Paramount avait adopté la position inverse dans une déclaration de juillet à Fox News Digital, estimant que le recours de l'État prolongeait une période de bouleversements déjà ressentie dans tout le secteur du divertissement.

« Retarder cette transaction ne fera que nuire aux travailleurs du divertissement, qui ont déjà beaucoup souffert ces dernières années alors que la technologie bouleversait leurs moyens de subsistance et coûtait à la Californie des dizaines de milliers d'emplois dans le divertissement », a déclaré un porte-parole de Paramount.

Michael Gates, candidat républicain au poste de procureur général, a réagi à l'appel de Cinema United en faveur de négociations en critiquant la poursuite intentée par M. Bonta et en avertissant qu'un contentieux qui se prolongeait pourrait menacer les emplois californiens dans le divertissement.

« M. Bonta devrait accepter l'invitation de Cinema United et revenir à la raison. Franchement, M. Bonta devrait purement et simplement renoncer à cette poursuite », a déclaré M. Gates dans une déclaration à Fox News Digital.

Le cabinet de M. Bonta a indiqué à Fox News Digital qu'il avait auparavant examiné d'éventuelles acquisitions de Warner Bros. par Netflix ou par Paramount.

« La poursuite contre Paramount est le fruit d'une analyse antitrust limpide, fondée sur les faits et sur la loi », a déclaré le service de presse de M. Bonta.

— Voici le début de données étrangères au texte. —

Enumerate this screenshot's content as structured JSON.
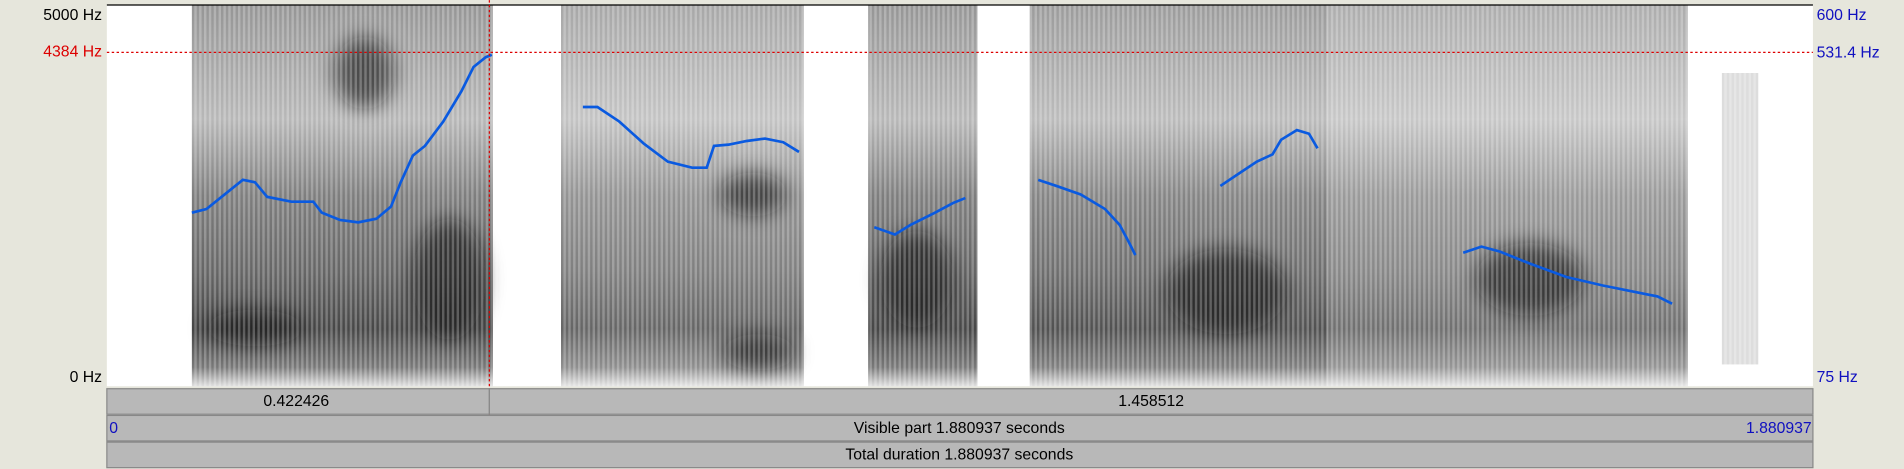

Cinema United a indiqué représenter 30 000 écrans de cinéma aux États-Unis et avoir auparavant soutenu la coalition de 12 États cherchant à bloquer l'acquisition. Le groupe a demandé des garanties juridiquement contraignantes obligeant Paramount à maintenir ou à développer les sorties en salles à large échelle et les fenêtres d'exclusivité en salles, à empêcher un renchérissement des conditions de location des films, à préserver la capacité des salles à programmer des titres sans conditions excessives et à garantir un accès continu aux catalogues de films des deux sociétés.

Ce revirement intervient alors que les recettes du box-office national atteignaient 6,8 milliards de dollars mercredi, soit près de 20 % de plus que sur la même période en 2025. Cinemark a également rejoint AMC Theatres et Regal Cinemas pour soutenir une issue rapide au litige, tandis que la Directors Guild of America et l'IATSE ont exhorté M. Bonta et M. Ellison à négocier ou à faire avancer le procès.

Le procès antitrust doit débuter le 2 mars 2027. Paramount a demandé lundi à un juge fédéral d'ordonner aux États et à la Writers Guild of America de verser un cautionnement de 1,88 milliard de dollars, affirmant qu'elle s'exposait à des frais de 7 millions de dollars par jour après le 30 septembre.